8. Analyst's Perspective: Deconstructing the Human-AI Writing Dance
Core Insight: This study isn't really about ChatGPT; it's a stark revelation of the unprepared human in the human-AI feedback loop. The tool is exponentially more capable than the user's ability to direct it. The four pathways aren't just behaviors; they're diagnostic markers for a new form of digital illiteracy. The real product gap isn't a better LLM, but a better human interface layer that teaches interaction strategy in real-time.
Logical Flow: The paper correctly identifies the problem (trial-and-error is the default) and provides elegant, empirical evidence through the pathway taxonomy. The logical leap it makes—and this is crucial—is that these novice behaviors are not a temporary phase. Without intervention, the Minimalist and Trial-and-Error Explorer pathways can solidify into permanent, suboptimal usage patterns, cementing a power asymmetry where the user is led by the tool's defaults rather than directing it. This aligns with broader concerns in HCI research, such as those discussed in works on "automation bias" and "skill decay" in highly assisted systems.
Strengths & Flaws: The strength is its grounded, observational methodology. Screen recordings don't lie. The major flaw, acknowledged implicitly, is scale. Four pathways from a limited sample are compelling archetypes, not definitive categories. The study also sidesteps the elephant in the room: assessment. If a Minimalist gets a passing grade from an overworked teacher using an AI-generated essay, what incentive do they have to learn prompt engineering? The paper's educational recommendations hinge on a system that values process over product, which most current educational assessment frameworks do not.

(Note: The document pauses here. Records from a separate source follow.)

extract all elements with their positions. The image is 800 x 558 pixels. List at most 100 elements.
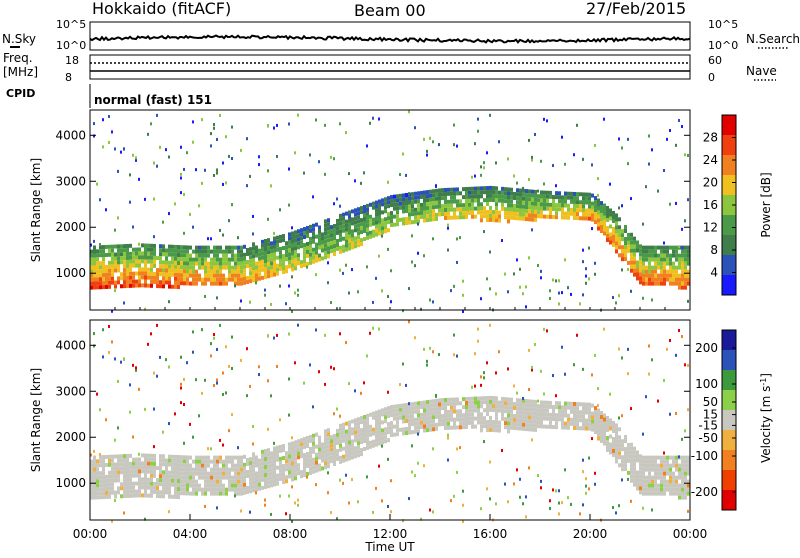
power-cell [93,245,96,250]
power-cell [288,236,291,241]
velocity-cell [438,414,441,419]
power-cell [249,279,252,284]
velocity-cell [390,421,393,426]
power-cell [183,253,186,258]
velocity-cell [513,425,516,430]
velocity-scatter [597,403,599,407]
power-cell [339,213,342,218]
power-cell [489,197,492,202]
velocity-cell [636,478,639,483]
velocity-cell [237,475,240,480]
power-cell [642,245,645,250]
power-scatter [684,219,686,223]
velocity-cell [198,455,201,460]
velocity-scatter [516,468,518,472]
power-cell [255,261,258,266]
velocity-cell [597,436,600,441]
velocity-cell [177,455,180,460]
velocity-cell [576,402,579,407]
velocity-cell [210,491,213,496]
velocity-cell [510,421,513,426]
velocity-cell [579,418,582,423]
power-cell [612,226,615,231]
power-cell [99,269,102,274]
velocity-cell [495,428,498,433]
velocity-cell [225,455,228,460]
velocity-cell [681,459,684,464]
velocity-cell [474,400,477,405]
power-cell [351,229,354,234]
velocity-cell [222,463,225,468]
velocity-cell [249,485,252,490]
power-cell [117,276,120,281]
velocity-cell [402,427,405,432]
power-scatter [198,204,200,208]
power-cell [441,196,444,201]
power-cell [186,249,189,254]
velocity-cell [663,463,666,468]
power-cell [663,265,666,270]
velocity-cell [384,415,387,420]
power-cell [315,258,318,263]
velocity-cell [591,403,594,408]
power-cell [213,249,216,254]
velocity-cell [642,479,645,484]
velocity-cell [162,494,165,499]
power-cell [432,201,435,206]
power-cell [468,206,471,211]
velocity-scatter [537,399,539,403]
velocity-cell [150,489,153,494]
power-cell [399,193,402,198]
velocity-cell [606,436,609,440]
power-cell [588,196,591,201]
velocity-scatter [246,347,248,351]
power-cell [285,249,288,254]
power-cell [180,257,183,262]
velocity-cell [414,401,417,406]
power-cell [207,253,210,258]
velocity-cell [357,429,360,434]
velocity-cell [576,418,579,423]
velocity-cell [462,397,465,402]
velocity-scatter [447,458,449,462]
power-cell [150,251,153,256]
power-cell [309,260,312,265]
velocity-cell [369,444,372,449]
power-cell [237,281,240,286]
power-cell [105,244,108,249]
power-cell [570,195,573,200]
power-cell [183,261,186,266]
power-cell [144,279,147,284]
velocity-scatter [348,382,350,386]
power-cell [111,252,114,257]
velocity-cell [546,408,549,413]
velocity-cell [153,465,156,470]
power-cell [558,191,561,196]
velocity-cell [324,449,327,454]
velocity-cell [117,466,120,471]
power-cell [141,275,144,280]
velocity-cell [405,430,408,435]
power-cell [660,249,663,254]
power-cell [177,285,180,290]
power-cell [93,265,96,270]
velocity-scatter [531,438,533,442]
power-cell [444,195,447,200]
power-cell [111,272,114,277]
velocity-cell [423,404,426,409]
velocity-cell [558,413,561,418]
power-cell [447,199,450,204]
velocity-cell [342,434,345,439]
power-cell [564,191,567,196]
power-cell [402,221,405,226]
power-cell [387,196,390,201]
velocity-cell [447,417,450,422]
power-cell [615,237,618,242]
power-cell [378,211,381,216]
velocity-scatter [483,371,485,375]
velocity-cell [459,425,462,430]
velocity-cell [618,435,621,440]
velocity-scatter [669,339,671,343]
power-cell [279,254,282,259]
power-cell [231,249,234,254]
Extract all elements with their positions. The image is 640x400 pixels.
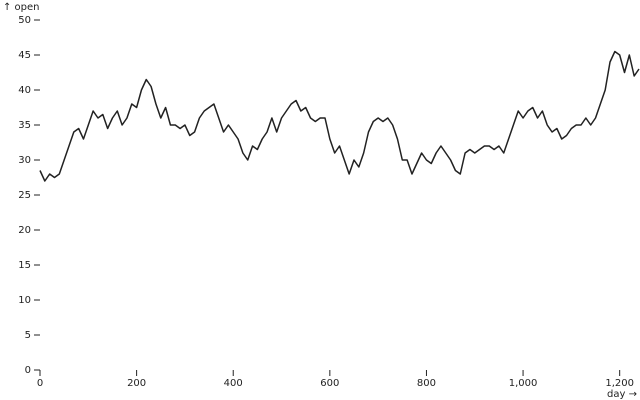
line — [39, 50, 640, 182]
y-tick-label: 5 — [25, 330, 31, 341]
x-tick-label: 800 — [417, 378, 436, 389]
x-tick-label: 1,000 — [509, 378, 538, 389]
y-tick-label: 10 — [18, 295, 31, 306]
y-tick-label: 40 — [18, 85, 31, 96]
x-tick-label: 0 — [37, 378, 43, 389]
y-tick-label: 45 — [18, 50, 31, 61]
y-tick-label: 50 — [18, 15, 31, 26]
x-axis-label: day → — [607, 389, 637, 400]
y-tick-label: 0 — [25, 365, 31, 376]
y-tick-label: 30 — [18, 155, 31, 166]
x-tick-label: 400 — [224, 378, 243, 389]
y-tick-label: 20 — [18, 225, 31, 236]
x-tick-label: 200 — [127, 378, 146, 389]
y-tick-label: 35 — [18, 120, 31, 131]
y-axis-label: ↑ open — [3, 2, 40, 13]
y-tick-label: 15 — [18, 260, 31, 271]
x-tick-label: 1,200 — [605, 378, 634, 389]
x-tick-label: 600 — [320, 378, 339, 389]
y-tick-label: 25 — [18, 190, 31, 201]
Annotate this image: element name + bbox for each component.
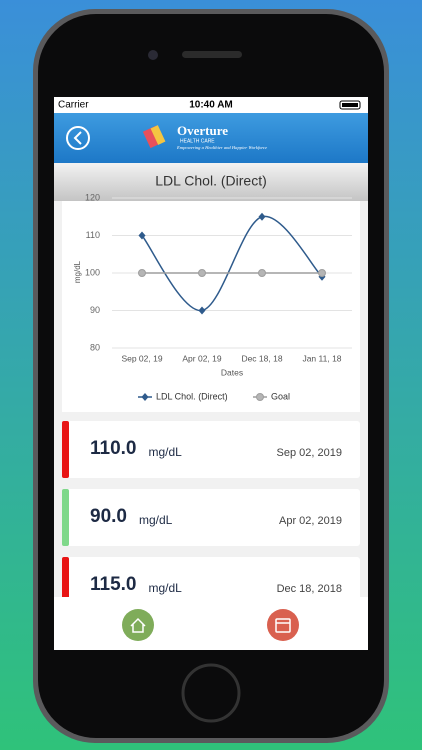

Actionable Insights: For EdTech investors and developers, the takeaway is clear: the next wave of value creation is in prompt engineering scaffolding. Think Grammarly for prompts—an overlay that analyzes a student's initial vague command and suggests, "Try adding a target audience and word count. Click here to see an example." For school administrators, the mandate is to fund professional development not just on using AI, but on teaching the pedagogy of interacting with AI. This study provides the perfect evidence to argue for that budget line. Finally, for researchers, the pathway framework is a replicable lens. Apply it to professionals using AI for coding (GitHub Copilot), design, or legal research. I predict you'll find the same four archetypes, proving this is a fundamental human-computer interaction challenge, not just an EFL issue.